Hoewel Hopman hoopt op een kleurrijk publiek zijn de eerste bezoekers van de avond allemaal homogeen blank en grijs. Wel heeft Hopman Marokkaanse jongeren uitgenodigd van SC Hoge Vught. Een allochtone voetbalclub waar hij enige tijd voorzitter van was maar die vorig jaar werd geroyeerd wegens ‘geweldsincidenten’. Volgens Hopman wederom een bewijs dat organisaties zoals de KNVB chronisch met twee maten meet. “Ik hoop dat die jongens hier wat van kunnen leren, want ook zij trekken vaak de racismekaart.”
Op één Marokkaanse jongeman en drie donkere bezoekers na blijft het publiek van 40 personen uiteindelijk toch vooral lijken op Jan Hopman zelf. Een gegeven dat ook Biekman bij binnenkomst meteen opvalt. “Normaal kom ik op plekken met meer zwarte mensen dan witte mensen, wat prettig dat het hier zo wit is!”, aldus Biekman. Hierna laat de oud-politica van D66 weten dat het best een ongemakkelijke avond kan worden voor sommige aanwezigen.

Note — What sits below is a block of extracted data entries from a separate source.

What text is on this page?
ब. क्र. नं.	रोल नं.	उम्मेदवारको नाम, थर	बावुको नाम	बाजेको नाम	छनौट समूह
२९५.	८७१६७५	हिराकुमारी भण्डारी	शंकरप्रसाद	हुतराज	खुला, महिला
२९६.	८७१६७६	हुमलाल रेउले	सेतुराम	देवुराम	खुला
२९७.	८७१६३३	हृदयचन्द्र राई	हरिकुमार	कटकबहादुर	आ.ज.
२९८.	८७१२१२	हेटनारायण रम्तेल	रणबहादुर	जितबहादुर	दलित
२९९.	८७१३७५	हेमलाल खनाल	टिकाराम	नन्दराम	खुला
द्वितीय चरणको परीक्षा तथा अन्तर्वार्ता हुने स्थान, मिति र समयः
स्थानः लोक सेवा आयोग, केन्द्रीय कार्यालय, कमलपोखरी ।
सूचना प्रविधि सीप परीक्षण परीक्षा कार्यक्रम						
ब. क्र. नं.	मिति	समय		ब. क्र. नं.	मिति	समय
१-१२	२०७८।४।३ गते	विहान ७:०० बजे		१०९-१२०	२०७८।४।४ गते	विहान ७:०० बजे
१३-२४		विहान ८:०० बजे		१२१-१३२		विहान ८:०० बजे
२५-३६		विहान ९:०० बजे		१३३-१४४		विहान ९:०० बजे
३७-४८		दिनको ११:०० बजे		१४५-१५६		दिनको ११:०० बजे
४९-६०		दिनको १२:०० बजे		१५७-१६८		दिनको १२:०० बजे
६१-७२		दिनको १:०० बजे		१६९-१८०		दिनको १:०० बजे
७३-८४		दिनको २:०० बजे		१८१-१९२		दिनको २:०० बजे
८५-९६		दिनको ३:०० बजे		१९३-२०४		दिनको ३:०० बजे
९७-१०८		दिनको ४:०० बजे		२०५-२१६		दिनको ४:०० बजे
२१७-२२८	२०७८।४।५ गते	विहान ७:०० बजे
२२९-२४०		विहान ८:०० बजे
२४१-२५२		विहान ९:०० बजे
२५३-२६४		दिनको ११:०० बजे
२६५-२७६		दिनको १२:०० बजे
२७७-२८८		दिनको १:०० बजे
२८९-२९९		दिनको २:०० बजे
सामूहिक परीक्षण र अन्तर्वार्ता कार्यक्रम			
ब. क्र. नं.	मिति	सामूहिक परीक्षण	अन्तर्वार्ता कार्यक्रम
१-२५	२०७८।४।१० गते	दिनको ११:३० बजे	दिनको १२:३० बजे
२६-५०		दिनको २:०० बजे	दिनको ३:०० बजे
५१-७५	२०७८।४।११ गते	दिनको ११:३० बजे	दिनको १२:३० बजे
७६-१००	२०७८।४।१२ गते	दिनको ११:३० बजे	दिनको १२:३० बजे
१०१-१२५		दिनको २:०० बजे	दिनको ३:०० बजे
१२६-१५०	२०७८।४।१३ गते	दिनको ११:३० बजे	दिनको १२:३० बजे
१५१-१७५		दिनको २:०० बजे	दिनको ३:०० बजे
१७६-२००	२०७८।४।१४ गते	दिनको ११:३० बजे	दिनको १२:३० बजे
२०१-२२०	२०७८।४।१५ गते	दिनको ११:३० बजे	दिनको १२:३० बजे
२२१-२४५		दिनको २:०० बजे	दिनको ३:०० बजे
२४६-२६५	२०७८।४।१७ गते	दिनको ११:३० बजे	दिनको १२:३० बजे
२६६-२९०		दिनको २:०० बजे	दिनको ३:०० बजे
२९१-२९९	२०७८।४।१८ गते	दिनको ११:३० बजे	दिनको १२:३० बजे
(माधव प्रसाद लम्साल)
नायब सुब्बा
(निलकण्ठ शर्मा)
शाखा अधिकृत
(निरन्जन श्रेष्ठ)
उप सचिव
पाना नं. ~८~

Biekman heeft zich duidelijk goed voorbereid want haar lezing is lokaal afgestemd. Al snel gaat het dan ook over hoe de Vrede van Breda aan de basis lag van de slavenhandel in Suriname. “Er is een grote kans dat u een voorouder heeft die daarbij betrokken was”, waarschuwt ze het publiek. Zelf weet Biekman niet waar haar betoudovergrootouders precies bij betrokken waren. Niet alleen omdat dit slaven uit Afrika waren, maar ook omdat achternamen in Suriname soms werden omgedraaid. Dit gebeurde wanneer Nederlandse mannen kinderen van ongedoopte slavenvrouwen adopteerden. “Daarom weet ik niet of de meneer die daar zit mijn familie is”, vertelt Biekman terwijl ze wijst naar een zwarte bezoeker in het publiek.
Al snel leert Biekman de zaal dat de ene slavernij de andere niet is. Zo werden slaven in de Arabische wereld ‘vooral gezien als bedienden die goed werden verzorgd’. Dit in tegenstelling tot de Nederlandse ‘slachtoffers van dwangarbeid’. “Van alle slavensystemen was het systeem van de Europeaan het wreedst en het meest meedogenloos.” Biekman stelt dat dit komt door Europese wetenschappers die de wereld wisten te overtuigen dat ‘negers de slavernij verdienden’. Ook vandaag de dag wordt dit systeem van onderdrukking volgens haar nog steeds voortgezet op het zwarte continent. Niet alleen door Fransen en Engelsen, maar ook Belgen. “En ik zal u maar niet vertellen wat de Nederlandse boeren momenteel uitvoeren in Namibië.”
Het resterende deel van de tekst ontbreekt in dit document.